Abroger et non pas simplement suspendre l’obligation vaccinale anti-Covid des soignants : c’est le sens de la proposition de loi qui a été adoptée jeudi 4 mai par les députés en première lecture, à 157 voix pour et 137 contre. Le texte, présenté par le Groupe de la Gauche démocrate et républicaine (GDR) à majorité communiste dans le cadre de sa niche parlementaire, s’inscrit dans un contexte où le gouvernement, suite à l’avis de la Haute autorité de santé, s’est prononcé pour la réintégration des soignants non vaccinés.

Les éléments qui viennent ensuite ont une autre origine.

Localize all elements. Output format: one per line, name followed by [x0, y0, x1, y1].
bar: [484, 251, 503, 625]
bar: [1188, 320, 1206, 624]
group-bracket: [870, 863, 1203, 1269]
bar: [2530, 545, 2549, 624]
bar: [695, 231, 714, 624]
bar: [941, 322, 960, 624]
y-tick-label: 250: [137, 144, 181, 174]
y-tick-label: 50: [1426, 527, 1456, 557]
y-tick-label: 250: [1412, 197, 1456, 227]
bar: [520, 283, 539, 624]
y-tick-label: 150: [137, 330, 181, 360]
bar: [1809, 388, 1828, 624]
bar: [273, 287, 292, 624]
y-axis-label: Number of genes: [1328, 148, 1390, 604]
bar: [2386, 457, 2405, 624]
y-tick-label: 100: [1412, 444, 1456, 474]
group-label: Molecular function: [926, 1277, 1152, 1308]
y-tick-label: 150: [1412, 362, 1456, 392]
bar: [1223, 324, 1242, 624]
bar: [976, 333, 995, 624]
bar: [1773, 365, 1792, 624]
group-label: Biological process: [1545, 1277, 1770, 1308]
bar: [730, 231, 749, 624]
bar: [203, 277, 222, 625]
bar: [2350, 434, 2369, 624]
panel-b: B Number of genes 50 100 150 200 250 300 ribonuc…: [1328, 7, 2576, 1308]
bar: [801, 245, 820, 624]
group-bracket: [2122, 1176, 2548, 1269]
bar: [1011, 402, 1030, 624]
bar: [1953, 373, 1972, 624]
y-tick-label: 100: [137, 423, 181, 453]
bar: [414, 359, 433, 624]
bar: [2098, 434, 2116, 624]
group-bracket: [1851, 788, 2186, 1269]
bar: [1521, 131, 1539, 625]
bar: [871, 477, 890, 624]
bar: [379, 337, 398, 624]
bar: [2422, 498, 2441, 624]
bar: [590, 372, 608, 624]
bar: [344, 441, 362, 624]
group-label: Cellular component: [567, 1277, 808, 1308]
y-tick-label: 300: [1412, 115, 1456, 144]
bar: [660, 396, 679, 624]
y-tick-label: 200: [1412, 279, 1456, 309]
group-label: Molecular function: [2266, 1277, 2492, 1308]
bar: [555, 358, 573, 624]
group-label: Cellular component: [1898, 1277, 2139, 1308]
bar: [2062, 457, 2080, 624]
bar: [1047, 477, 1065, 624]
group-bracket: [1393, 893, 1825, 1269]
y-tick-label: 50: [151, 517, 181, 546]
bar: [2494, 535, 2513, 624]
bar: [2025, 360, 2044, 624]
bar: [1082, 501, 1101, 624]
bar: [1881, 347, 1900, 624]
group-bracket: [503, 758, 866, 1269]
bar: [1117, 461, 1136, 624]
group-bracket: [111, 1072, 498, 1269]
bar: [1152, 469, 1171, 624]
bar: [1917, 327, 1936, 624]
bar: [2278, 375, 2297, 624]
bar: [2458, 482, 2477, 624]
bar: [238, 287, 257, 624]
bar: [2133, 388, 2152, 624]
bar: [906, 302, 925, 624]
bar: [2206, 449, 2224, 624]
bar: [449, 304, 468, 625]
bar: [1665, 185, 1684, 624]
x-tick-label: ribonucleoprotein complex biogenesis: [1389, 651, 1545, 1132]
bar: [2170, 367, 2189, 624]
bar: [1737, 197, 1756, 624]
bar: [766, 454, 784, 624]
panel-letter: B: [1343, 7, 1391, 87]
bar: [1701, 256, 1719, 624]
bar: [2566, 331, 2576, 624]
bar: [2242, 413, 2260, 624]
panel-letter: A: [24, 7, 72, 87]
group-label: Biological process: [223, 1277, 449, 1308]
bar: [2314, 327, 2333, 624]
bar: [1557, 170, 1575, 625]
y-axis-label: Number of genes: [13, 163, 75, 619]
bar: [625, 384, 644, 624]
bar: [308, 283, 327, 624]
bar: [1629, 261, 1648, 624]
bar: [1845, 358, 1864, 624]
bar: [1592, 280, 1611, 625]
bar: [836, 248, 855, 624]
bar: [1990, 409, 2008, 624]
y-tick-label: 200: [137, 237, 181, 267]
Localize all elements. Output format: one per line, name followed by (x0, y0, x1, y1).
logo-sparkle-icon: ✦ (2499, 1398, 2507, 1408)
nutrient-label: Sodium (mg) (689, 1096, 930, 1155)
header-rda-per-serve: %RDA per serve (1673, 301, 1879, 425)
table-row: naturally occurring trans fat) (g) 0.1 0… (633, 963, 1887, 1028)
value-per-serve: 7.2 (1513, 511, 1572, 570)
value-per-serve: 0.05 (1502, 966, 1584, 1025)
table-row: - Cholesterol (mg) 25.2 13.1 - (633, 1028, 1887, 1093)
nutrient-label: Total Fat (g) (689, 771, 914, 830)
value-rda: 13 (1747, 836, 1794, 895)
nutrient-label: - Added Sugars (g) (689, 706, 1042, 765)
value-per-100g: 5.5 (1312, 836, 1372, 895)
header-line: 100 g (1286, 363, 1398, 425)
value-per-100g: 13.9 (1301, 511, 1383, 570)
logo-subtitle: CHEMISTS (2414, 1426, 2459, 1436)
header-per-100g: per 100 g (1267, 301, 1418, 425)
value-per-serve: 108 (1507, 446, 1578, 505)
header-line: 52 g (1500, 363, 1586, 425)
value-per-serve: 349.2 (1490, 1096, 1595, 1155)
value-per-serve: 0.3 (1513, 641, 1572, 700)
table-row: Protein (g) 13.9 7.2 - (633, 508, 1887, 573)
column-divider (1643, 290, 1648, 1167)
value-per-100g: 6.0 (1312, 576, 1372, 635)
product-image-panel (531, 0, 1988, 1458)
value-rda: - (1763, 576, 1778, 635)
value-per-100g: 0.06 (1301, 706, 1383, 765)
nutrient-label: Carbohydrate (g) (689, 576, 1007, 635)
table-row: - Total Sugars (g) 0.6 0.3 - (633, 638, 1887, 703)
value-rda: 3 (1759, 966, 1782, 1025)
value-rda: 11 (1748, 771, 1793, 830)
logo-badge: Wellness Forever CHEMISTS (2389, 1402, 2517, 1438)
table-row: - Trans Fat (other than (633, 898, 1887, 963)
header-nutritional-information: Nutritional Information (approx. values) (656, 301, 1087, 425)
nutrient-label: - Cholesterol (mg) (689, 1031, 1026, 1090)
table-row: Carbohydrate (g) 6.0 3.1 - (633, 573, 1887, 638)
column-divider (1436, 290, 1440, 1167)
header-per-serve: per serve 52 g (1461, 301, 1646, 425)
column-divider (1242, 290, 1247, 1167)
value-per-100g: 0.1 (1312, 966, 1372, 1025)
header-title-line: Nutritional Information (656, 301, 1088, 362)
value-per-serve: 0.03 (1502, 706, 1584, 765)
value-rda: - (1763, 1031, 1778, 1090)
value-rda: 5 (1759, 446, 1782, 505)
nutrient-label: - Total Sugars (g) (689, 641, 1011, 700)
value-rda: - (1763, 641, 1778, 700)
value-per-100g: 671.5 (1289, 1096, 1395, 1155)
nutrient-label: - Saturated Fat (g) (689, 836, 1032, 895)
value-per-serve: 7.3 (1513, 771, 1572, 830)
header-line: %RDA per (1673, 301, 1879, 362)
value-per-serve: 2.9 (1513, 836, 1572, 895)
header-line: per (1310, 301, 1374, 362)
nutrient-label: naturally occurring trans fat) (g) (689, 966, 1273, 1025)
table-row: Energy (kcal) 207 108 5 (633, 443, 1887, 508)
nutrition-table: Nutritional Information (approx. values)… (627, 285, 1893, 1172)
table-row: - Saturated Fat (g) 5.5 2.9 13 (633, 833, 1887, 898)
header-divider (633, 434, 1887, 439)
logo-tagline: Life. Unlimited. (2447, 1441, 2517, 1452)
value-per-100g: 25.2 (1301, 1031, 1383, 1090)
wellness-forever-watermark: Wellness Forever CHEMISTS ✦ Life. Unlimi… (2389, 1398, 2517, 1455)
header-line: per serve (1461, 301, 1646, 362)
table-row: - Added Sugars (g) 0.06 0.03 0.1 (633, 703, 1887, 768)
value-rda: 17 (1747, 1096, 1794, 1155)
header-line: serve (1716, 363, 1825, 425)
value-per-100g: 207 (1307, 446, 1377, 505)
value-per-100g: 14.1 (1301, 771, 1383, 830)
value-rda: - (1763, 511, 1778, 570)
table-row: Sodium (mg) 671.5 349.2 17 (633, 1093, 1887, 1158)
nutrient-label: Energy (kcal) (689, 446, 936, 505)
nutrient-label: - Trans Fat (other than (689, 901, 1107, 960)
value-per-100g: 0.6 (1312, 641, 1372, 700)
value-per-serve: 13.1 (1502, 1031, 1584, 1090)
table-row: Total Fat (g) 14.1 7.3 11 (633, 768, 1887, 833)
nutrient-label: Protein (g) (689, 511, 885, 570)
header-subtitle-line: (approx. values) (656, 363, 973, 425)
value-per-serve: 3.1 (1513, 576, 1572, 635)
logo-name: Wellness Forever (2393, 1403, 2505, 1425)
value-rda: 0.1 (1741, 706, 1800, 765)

Un texte voté par les oppositions
Pour le gouvernement, le vote de cette proposition de loi est un échec. Début avril, la Commission des affaires sociales de l’Assemblée nationale avait en effet fait le choix de se positionner contre la suppression de l’obligation vaccinale, lui préférant sa simple suspension afin de la conserver comme outil de lutte contre une éventuelle reprise épidémique. Les partis de l’opposition, en particulier au sein des députés d’Outre-mer, ne l’ont pas entendu de cette oreille, pour qui le décret qui doit paraître le 14 mai et qui précise notamment les modalités de réintégration des soignants non vaccinés ne va pas assez loin. « Le décret ne fera que suspendre les suspensions », laissant ainsi la possibilité au gouvernement d’y recourir à nouveau, a fait entendre Jean-Victor Castor (Guyane), auteur du texte. Ce dernier prévoit également que les agents « conservent le droit à l’avancement qu’ils possédaient avant la suspension. » Les députés de la majorité présidentielle (Renaissance, MoDem et Horizons) se sont tous prononcés contre la proposition de loi.
Consternation chez les soignants
Chez les organisations représentantes des soignants, la réponse, consternée, ne s’est pas fait attendre. « Remettre en cause la vaccination obligatoire des soignants est un désastre en termes de santé publique et de message adressé à la population », s’est agacé Daniel Guillerm, le président de la Fédération nationale des infirmiers (FNI) auprès de l’AFP. Il y voit une « décision irresponsable », qui valide le discours des anti-vaccins et « hypothèque toutes les chances d’avoir une vaccination de masse de la population en cas de retour » de l’épidémie. Un discours que partage Jean-Marcel Mourgues, vice-président du Conseil national de l’Ordre des médecins, qui a exprimé son « incompréhension » face au vote des députés. « Le Covid tue plus que la grippe, avec 206 morts » en dernière semaine d’avril. « Il ne faut pas baisser la garde, même si nous ne sommes plus dans la même gravité qu’il y a trois ans », a-t-il prévenu. Arnaud Robinet, président de la Fédération hospitalière de France (FHF) a, quant à lui, dénoncé « une forme d’inconséquence » chez les députés, rappelant que la vaccination contre le Covid-19 « fonctionne et reste un élément fondamental de protection des plus fragiles comme des professionnels ».
« Le complotisme l’a emporté sur la science », a déploré le ministre de la Santé, François Braun, qui avait souhaité le retrait de l’examen du texte suite à sa décision sur la réintégration des soignants. Celui-ci va, selon lui, « affaiblir notre capacité de réponse » face au Covid-19 et envoie un « message regrettable ». « Si jamais une réinfection arrivait, nous serions désarmés », a abondé Philippe Vigier (MoDem). Les députés de gauche, eux, se sont attachés à rejeter les accusations de complotisme, Fabien Roussel, secrétaire national du PCF, insistant notamment sur « le respect [qu’ils ont] pour les scientifiques, pour la vaccination ».
Des inquiétudes qui demeurent
Pour rappel, dans son avis, la HAS justifiait sa décision de lever l’obligation vaccinale par une diminution nette de la pression épidémique. Pour autant, si le nombre de décès dus au Covid dans le monde permet un retour à la normale, le comité d’urgence de l’Organisation mondiale de la santé (OMS) se réunissait ce jeudi 4 afin de décider du maintien ou non de l’alerte maximale, décrétée en janvier 2020, face à des incertitudes qui « persistent ».